When a crest passed under us and she fell into the trough my stomach went into my throat; we were nearly weightless. And then another would thrust us upward like we were rocket propelled. And I found it impossible to believe that we had stayed afloat.
Supplies were sloshing to and fro in the cabin. The portable head floated on its side and smashed against the little galley stove and the bulkhead. It was like the inside of a washing machine. Her head was heavy; she had a pronounced list, and that caused her to take water all the more. The seas were somewhat uniform in their onslaught, coming simply as waves.....huge, whistling waves. It was not a "haystack" kind of seaway, else we would not have made it. The total length of the bar condition was made up of perhaps thirty seas. They were olling, exchanging and replacing one another, but the actual curlers resided in the area of one mile.
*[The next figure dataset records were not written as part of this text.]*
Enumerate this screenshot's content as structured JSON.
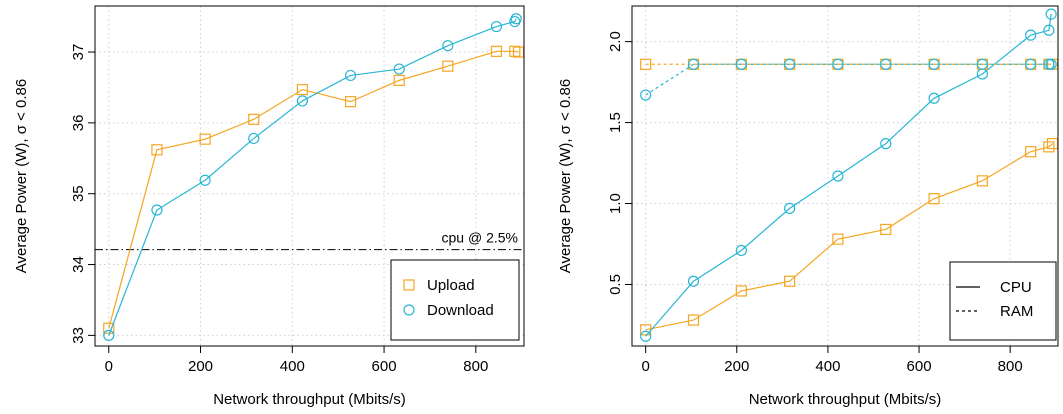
{
  "chart_data": [
    {
      "type": "line",
      "title": "",
      "xlabel": "Network throughput (Mbits/s)",
      "ylabel": "Average Power (W), σ < 0.86",
      "xlim": [
        -30,
        905
      ],
      "ylim": [
        32.85,
        37.65
      ],
      "xticks": [
        "0",
        "200",
        "400",
        "600",
        "800"
      ],
      "yticks": [
        "33",
        "34",
        "35",
        "36",
        "37"
      ],
      "grid": true,
      "legend_position": "bottom-right",
      "series": [
        {
          "name": "Upload",
          "marker": "square",
          "color": "#F5A623",
          "linestyle": "solid",
          "points": [
            [
              0,
              33.1
            ],
            [
              105,
              35.62
            ],
            [
              210,
              35.77
            ],
            [
              316,
              36.05
            ],
            [
              422,
              36.47
            ],
            [
              527,
              36.3
            ],
            [
              633,
              36.6
            ],
            [
              739,
              36.8
            ],
            [
              845,
              37.01
            ],
            [
              885,
              37.01
            ],
            [
              893,
              37.0
            ]
          ]
        },
        {
          "name": "Download",
          "marker": "circle",
          "color": "#29B6D6",
          "linestyle": "solid",
          "points": [
            [
              0,
              33.0
            ],
            [
              105,
              34.77
            ],
            [
              210,
              35.19
            ],
            [
              316,
              35.78
            ],
            [
              422,
              36.31
            ],
            [
              527,
              36.67
            ],
            [
              633,
              36.76
            ],
            [
              739,
              37.09
            ],
            [
              845,
              37.36
            ],
            [
              885,
              37.43
            ],
            [
              888,
              37.47
            ]
          ]
        }
      ],
      "hline": {
        "y": 34.21,
        "label": "cpu @ 2.5%",
        "linestyle": "dashdot"
      }
    },
    {
      "type": "line",
      "title": "",
      "xlabel": "Network throughput (Mbits/s)",
      "ylabel": "Average Power (W), σ < 0.86",
      "xlim": [
        -30,
        905
      ],
      "ylim": [
        0.12,
        2.22
      ],
      "xticks": [
        "0",
        "200",
        "400",
        "600",
        "800"
      ],
      "yticks": [
        "0.5",
        "1.0",
        "1.5",
        "2.0"
      ],
      "grid": true,
      "legend_position": "bottom-right",
      "legend": [
        {
          "label": "CPU",
          "linestyle": "solid"
        },
        {
          "label": "RAM",
          "linestyle": "dashed"
        }
      ],
      "series": [
        {
          "metric": "CPU",
          "direction": "Upload",
          "marker": "square",
          "color": "#F5A623",
          "linestyle": "solid",
          "points": [
            [
              0,
              0.22
            ],
            [
              105,
              0.28
            ],
            [
              210,
              0.46
            ],
            [
              316,
              0.52
            ],
            [
              422,
              0.78
            ],
            [
              527,
              0.84
            ],
            [
              633,
              1.03
            ],
            [
              739,
              1.14
            ],
            [
              845,
              1.32
            ],
            [
              885,
              1.35
            ],
            [
              893,
              1.37
            ]
          ]
        },
        {
          "metric": "CPU",
          "direction": "Download",
          "marker": "circle",
          "color": "#29B6D6",
          "linestyle": "solid",
          "points": [
            [
              0,
              0.18
            ],
            [
              105,
              0.52
            ],
            [
              210,
              0.71
            ],
            [
              316,
              0.97
            ],
            [
              422,
              1.17
            ],
            [
              527,
              1.37
            ],
            [
              633,
              1.65
            ],
            [
              739,
              1.8
            ],
            [
              845,
              2.04
            ],
            [
              885,
              2.07
            ],
            [
              890,
              2.17
            ]
          ]
        },
        {
          "metric": "RAM",
          "direction": "Upload",
          "marker": "square",
          "color": "#F5A623",
          "linestyle": "dashed",
          "points": [
            [
              0,
              1.86
            ],
            [
              105,
              1.86
            ],
            [
              210,
              1.86
            ],
            [
              316,
              1.86
            ],
            [
              422,
              1.86
            ],
            [
              527,
              1.86
            ],
            [
              633,
              1.86
            ],
            [
              739,
              1.86
            ],
            [
              845,
              1.86
            ],
            [
              885,
              1.86
            ],
            [
              893,
              1.86
            ]
          ]
        },
        {
          "metric": "RAM",
          "direction": "Download",
          "marker": "circle",
          "color": "#29B6D6",
          "linestyle": "dashed",
          "points": [
            [
              0,
              1.67
            ],
            [
              105,
              1.86
            ],
            [
              210,
              1.86
            ],
            [
              316,
              1.86
            ],
            [
              422,
              1.86
            ],
            [
              527,
              1.86
            ],
            [
              633,
              1.86
            ],
            [
              739,
              1.86
            ],
            [
              845,
              1.86
            ],
            [
              885,
              1.86
            ],
            [
              890,
              1.86
            ]
          ]
        }
      ]
    }
  ]
}
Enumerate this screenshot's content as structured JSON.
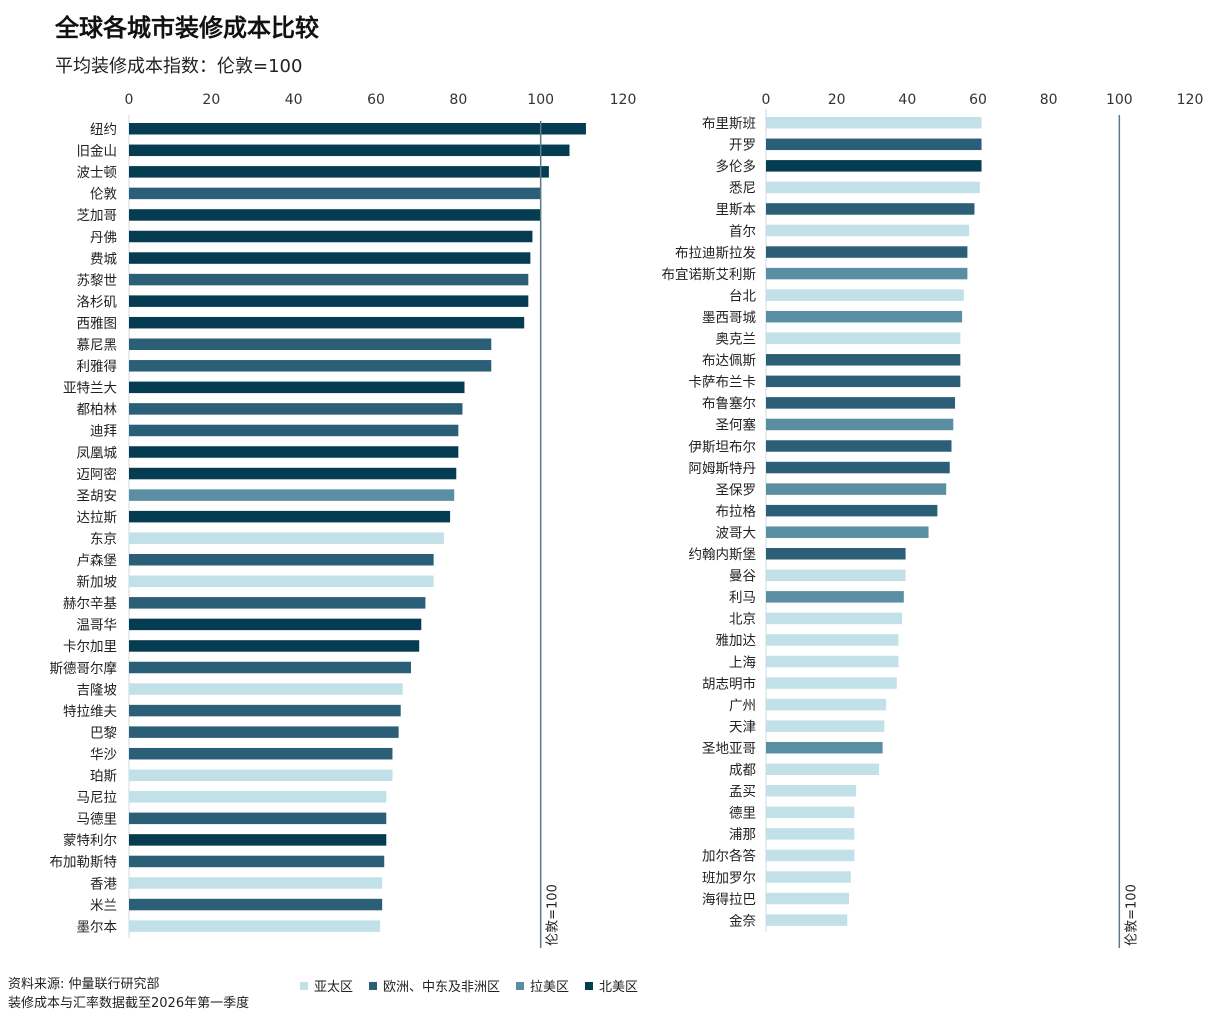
{
  "title": "全球各城市装修成本比较",
  "subtitle": "平均装修成本指数：伦敦=100",
  "colors": {
    "asia": "#c2e0e8",
    "emea": "#2b5f77",
    "latam": "#5a8fa3",
    "na": "#063c51"
  },
  "legend": [
    {
      "key": "asia",
      "label": "亚太区"
    },
    {
      "key": "emea",
      "label": "欧洲、中东及非洲区"
    },
    {
      "key": "latam",
      "label": "拉美区"
    },
    {
      "key": "na",
      "label": "北美区"
    }
  ],
  "footer": {
    "source": "资料来源: 仲量联行研究部",
    "note": "装修成本与汇率数据截至2026年第一季度"
  },
  "chart_data": [
    {
      "type": "bar",
      "orientation": "horizontal",
      "xlim": [
        0,
        120
      ],
      "xticks": [
        "0",
        "20",
        "40",
        "60",
        "80",
        "100",
        "120"
      ],
      "reference_line": {
        "value": 100,
        "label": "伦敦=100"
      },
      "categories": [
        "纽约",
        "旧金山",
        "波士顿",
        "伦敦",
        "芝加哥",
        "丹佛",
        "费城",
        "苏黎世",
        "洛杉矶",
        "西雅图",
        "慕尼黑",
        "利雅得",
        "亚特兰大",
        "都柏林",
        "迪拜",
        "凤凰城",
        "迈阿密",
        "圣胡安",
        "达拉斯",
        "东京",
        "卢森堡",
        "新加坡",
        "赫尔辛基",
        "温哥华",
        "卡尔加里",
        "斯德哥尔摩",
        "吉隆坡",
        "特拉维夫",
        "巴黎",
        "华沙",
        "珀斯",
        "马尼拉",
        "马德里",
        "蒙特利尔",
        "布加勒斯特",
        "香港",
        "米兰",
        "墨尔本"
      ],
      "values": [
        111,
        107,
        102,
        100,
        100,
        98,
        97.5,
        97,
        97,
        96,
        88,
        88,
        81.5,
        81,
        80,
        80,
        79.5,
        79,
        78,
        76.5,
        74,
        74,
        72,
        71,
        70.5,
        68.5,
        66.5,
        66,
        65.5,
        64,
        64,
        62.5,
        62.5,
        62.5,
        62,
        61.5,
        61.5,
        61
      ],
      "regions": [
        "na",
        "na",
        "na",
        "emea",
        "na",
        "na",
        "na",
        "emea",
        "na",
        "na",
        "emea",
        "emea",
        "na",
        "emea",
        "emea",
        "na",
        "na",
        "latam",
        "na",
        "asia",
        "emea",
        "asia",
        "emea",
        "na",
        "na",
        "emea",
        "asia",
        "emea",
        "emea",
        "emea",
        "asia",
        "asia",
        "emea",
        "na",
        "emea",
        "asia",
        "emea",
        "asia"
      ]
    },
    {
      "type": "bar",
      "orientation": "horizontal",
      "xlim": [
        0,
        120
      ],
      "xticks": [
        "0",
        "20",
        "40",
        "60",
        "80",
        "100",
        "120"
      ],
      "reference_line": {
        "value": 100,
        "label": "伦敦=100"
      },
      "categories": [
        "布里斯班",
        "开罗",
        "多伦多",
        "悉尼",
        "里斯本",
        "首尔",
        "布拉迪斯拉发",
        "布宜诺斯艾利斯",
        "台北",
        "墨西哥城",
        "奥克兰",
        "布达佩斯",
        "卡萨布兰卡",
        "布鲁塞尔",
        "圣何塞",
        "伊斯坦布尔",
        "阿姆斯特丹",
        "圣保罗",
        "布拉格",
        "波哥大",
        "约翰内斯堡",
        "曼谷",
        "利马",
        "北京",
        "雅加达",
        "上海",
        "胡志明市",
        "广州",
        "天津",
        "圣地亚哥",
        "成都",
        "孟买",
        "德里",
        "浦那",
        "加尔各答",
        "班加罗尔",
        "海得拉巴",
        "金奈"
      ],
      "values": [
        61,
        61,
        61,
        60.5,
        59,
        57.5,
        57,
        57,
        56,
        55.5,
        55,
        55,
        55,
        53.5,
        53,
        52.5,
        52,
        51,
        48.5,
        46,
        39.5,
        39.5,
        39,
        38.5,
        37.5,
        37.5,
        37,
        34,
        33.5,
        33,
        32,
        25.5,
        25,
        25,
        25,
        24,
        23.5,
        23
      ],
      "regions": [
        "asia",
        "emea",
        "na",
        "asia",
        "emea",
        "asia",
        "emea",
        "latam",
        "asia",
        "latam",
        "asia",
        "emea",
        "emea",
        "emea",
        "latam",
        "emea",
        "emea",
        "latam",
        "emea",
        "latam",
        "emea",
        "asia",
        "latam",
        "asia",
        "asia",
        "asia",
        "asia",
        "asia",
        "asia",
        "latam",
        "asia",
        "asia",
        "asia",
        "asia",
        "asia",
        "asia",
        "asia",
        "asia"
      ]
    }
  ]
}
When the little vessel was so low and sluggish I thought she could not endure two more seas, they began to slacken. Less water came aboard, and after some minutes we even gained against it. I looked up to see the crashing chaos that was the bar, to leeward, and to windward naught but a black, ugly, chilling ocean. We'd crossed that bar and were well offshore.
The curtain of night began to draw itself down upon us.. The wind howled through our tiny wire stays.. The sea moved and writhed as though she had some sinister power beyond the wind. I felt the most peculiar despair...beyond hopelessness...a separation from humanity. I felt the need to reach out to the tiny lights so far across that ragged horizon, to tell them we were "here"...cold and lost in the dark...come fetch us home...
The seaway offshore was still rough. Had we encountered such seas immediately upon putting out from a port, we would have quickly darted back to safety thinking no vessel could ever live in such a state. But after the bar.....these pithy thirty footers were welcome and reassuring.